Голос у него срывается. А во мне что-то обрывается. Я что-то забыла, но оно по-прежнему со мной. Оно спрятано глубоко внутри, и мне до него не добраться.
– Вики? Я знал, что ты придешь. Я всегда знал, что это будешь ты. Вики, я…
– Прекрати! – приказывает что-то могущественное, чего во мне раньше не было. – Немедленно прекрати! Виктория умерла.

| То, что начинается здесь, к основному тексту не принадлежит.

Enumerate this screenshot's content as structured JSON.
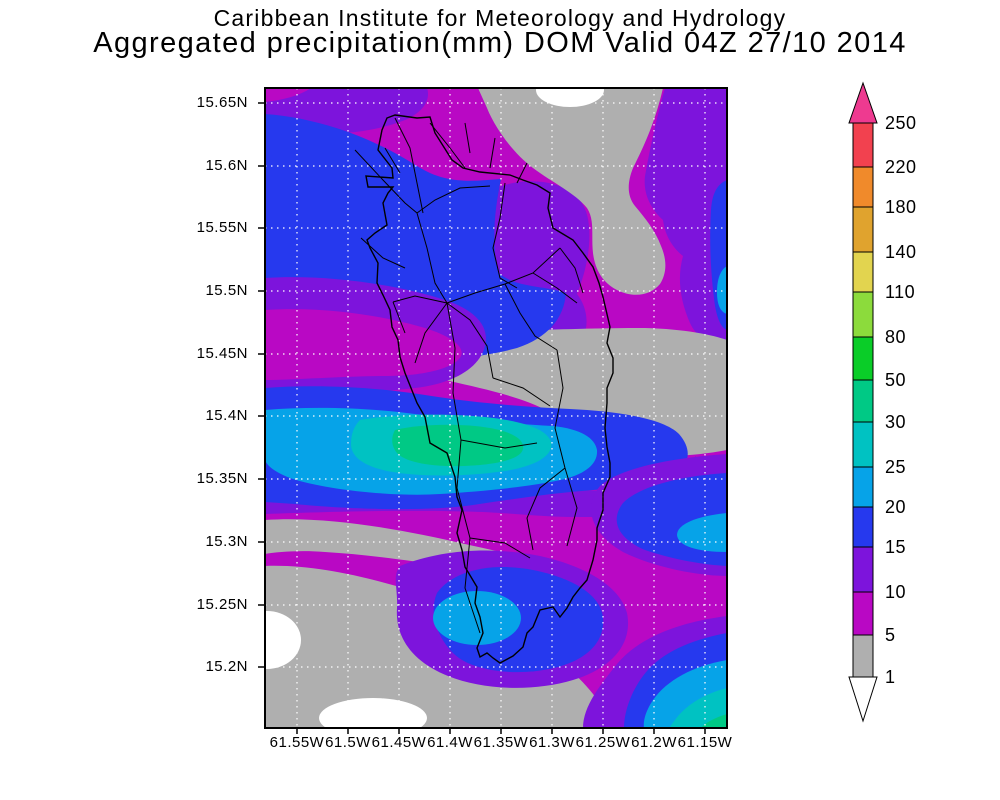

До дома старухи соседки рукой подать. Не сомневаюсь, она насмерть перепугается, когда я подниму ее из постели в это бесовское время, еще и притащу с собой человека, о котором она заботилась все эти годы. Наверное, сейчас около четырех часов утра. Путь до дома старухи кажется мне бесконечным, потому что никто из нас не произносит ни слова. Я бегу впереди, а папа – он все еще с трудом контролирует руки и ноги – ковыляет за мной. На полпути он вспоминает мое имя, и это единственное слово, которое срывается с его губ.
Стучусь в двери дома старухи и невольно вздрагиваю, поскольку она открывает гораздо быстрее, чем я ожидала. Одета старуха в халат и тапочки, а лицо у нее просто светится бодростью. Такое бывает у стариков, которые убеждены, что за жизнь прекрасно выспались.
– Итак, – произносит она, глядя мне за спину, – ты все же нашла своего отца. Ну, я так и думала.
В пять утра я звоню маме и прошу ее приехать в Дублин. Старуха отправляет папу, а затем и меня в крохотную ванную комнату, где в грохочущем бойлере греется вода. Немного позже мы сидим в гостиной, пахнущие ванильным мылом и одетые в старые вещи покойного мужа хозяйки. Никто не говорит ни слова.